So a woman is driving down the road. She stops, gets out, and we see her through the front window as she shoots one of three donkeys grazing in the rainy field. As she leaves the other donkeys crowd around the dead one.
This is the opening scene from the 2015 film, directed by Yorgos Lanthimos, called The Lobster. The film follows David (Colin Farrell) as he checks in at a hotel where the primary purpose is to find a mate. Should you fail to do so in 45 days, you will be turned into an animal of your own choosing. Interestingly, David brings a Border Collie with him, he tells the staff that it is his brother who had failed to find a mate at this hotel in the past. There are other instances of quirky dark humor spattered throughout the film. But instead of specific moments, the comedy of the film is developed through the details/world building (and boy is it bleak). The patients take part in hunts where they go into a nearby forest to search for guests that ran away, should they find someone, they shoot the “loner” with a tranquilizer. Should you find runaways, you are rewarded with an extra day for each person captured.

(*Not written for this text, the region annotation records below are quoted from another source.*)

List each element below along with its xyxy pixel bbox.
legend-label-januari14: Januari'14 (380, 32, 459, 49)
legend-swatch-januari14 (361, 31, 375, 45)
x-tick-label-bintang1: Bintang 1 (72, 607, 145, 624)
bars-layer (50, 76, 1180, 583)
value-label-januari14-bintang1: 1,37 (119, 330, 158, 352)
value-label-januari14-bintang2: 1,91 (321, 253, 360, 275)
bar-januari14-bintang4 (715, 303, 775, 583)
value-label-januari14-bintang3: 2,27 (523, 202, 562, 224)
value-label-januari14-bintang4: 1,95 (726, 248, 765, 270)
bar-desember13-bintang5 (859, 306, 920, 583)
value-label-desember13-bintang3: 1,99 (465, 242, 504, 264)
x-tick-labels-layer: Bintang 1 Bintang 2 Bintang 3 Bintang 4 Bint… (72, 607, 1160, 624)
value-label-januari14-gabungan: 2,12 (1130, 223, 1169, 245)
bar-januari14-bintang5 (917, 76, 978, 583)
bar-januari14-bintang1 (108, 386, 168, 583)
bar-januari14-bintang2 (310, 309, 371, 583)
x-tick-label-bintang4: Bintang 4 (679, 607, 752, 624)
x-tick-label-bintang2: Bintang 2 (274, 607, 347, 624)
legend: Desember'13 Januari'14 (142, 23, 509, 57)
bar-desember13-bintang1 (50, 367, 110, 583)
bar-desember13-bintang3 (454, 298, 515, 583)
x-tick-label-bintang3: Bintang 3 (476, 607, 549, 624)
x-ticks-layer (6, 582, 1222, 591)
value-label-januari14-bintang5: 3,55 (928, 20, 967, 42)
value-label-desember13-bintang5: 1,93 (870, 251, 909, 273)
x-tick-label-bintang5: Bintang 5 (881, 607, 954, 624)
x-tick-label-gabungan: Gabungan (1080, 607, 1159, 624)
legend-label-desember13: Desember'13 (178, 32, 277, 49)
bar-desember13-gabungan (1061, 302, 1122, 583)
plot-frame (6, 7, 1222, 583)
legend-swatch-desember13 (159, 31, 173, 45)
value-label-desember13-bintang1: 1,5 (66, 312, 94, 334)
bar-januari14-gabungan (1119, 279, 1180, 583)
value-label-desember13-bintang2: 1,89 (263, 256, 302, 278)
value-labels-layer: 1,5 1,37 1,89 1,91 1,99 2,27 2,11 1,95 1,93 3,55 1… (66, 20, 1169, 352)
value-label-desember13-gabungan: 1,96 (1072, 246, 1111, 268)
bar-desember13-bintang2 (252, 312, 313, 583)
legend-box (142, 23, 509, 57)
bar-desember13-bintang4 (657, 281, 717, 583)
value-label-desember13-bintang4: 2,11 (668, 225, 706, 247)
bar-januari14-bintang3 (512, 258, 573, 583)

I know the whole single versus couples thing is overplayed on Valentines day, so I decided to talk about this movie months in advance. The film is quite obviously critiquing modern notions on what love and more precisely, contemporary emphasis on the importance of sticking to a couple based society. It is incredibly rigid. To fit into society A, you must follow rules 1-100 and to fit in society B, you must follow a new set of rules 1-100. So inevitably, should you choose to run away from the hotel and live your life amongst the “loners” then you have to exchange an old set of rules for entirely new ones. In other words, escape does not equal freedom in this world.
What is particularly interesting to me about this world however is that despite the lack of choices, there is an odd moment of freedom amidst the film and the title lets us know right away. David chooses to be a lobster, just like his brother chose to be a dog. Imagine if you believed in reincarnation and your preference actually mattered in what you came back as. Obviously, this choice is given in the contextual parameters of doom and gloom. But is it all that bad? For some reason, I felt it such an odd form of punishment. The hotel manager suggests in the film that becoming an animal is a second chance at love. However, other than the donkeys living together at the beginning, there is no evidence of animals living together in any social manner. In fact, when we see the forest, we see lone animals wandering about – like a camel that just casually walks in the background of one of the more important narrative scenes.
In that sense, I suppose being turned into an animal is terrible, given that all evidence seems to point towards the fact that once you are alone, you will always be alone. Also, although it is not quite clear, I believe you retain your human consciousness as an animal (in which case becoming an animal is a horrible notion). But if you do not retain any semblance of human cognition, then perhaps I’d want to be some form of predatory bird, because who does not want to fly?
But invariably, the animal we choose is highly reflective of who we are. The hotel manager even notes how everyone picks a dog, and that is why there are so many dogs in the world. The primary way that people select mates at the hotel is through “defining characteristics.” For instance, if a man has a limp, he must find a woman who has a limp. So if picking a dog is being a predictable and rather boring individual, is that particularly defining if so many people do the exact same thing? I’d imagine that the hotel manager would say, “Well that is why they are alone.” I guess the choice does not really matter in the end.
But who does not like dogs? Fuck this movie. Just kidding I love this movie.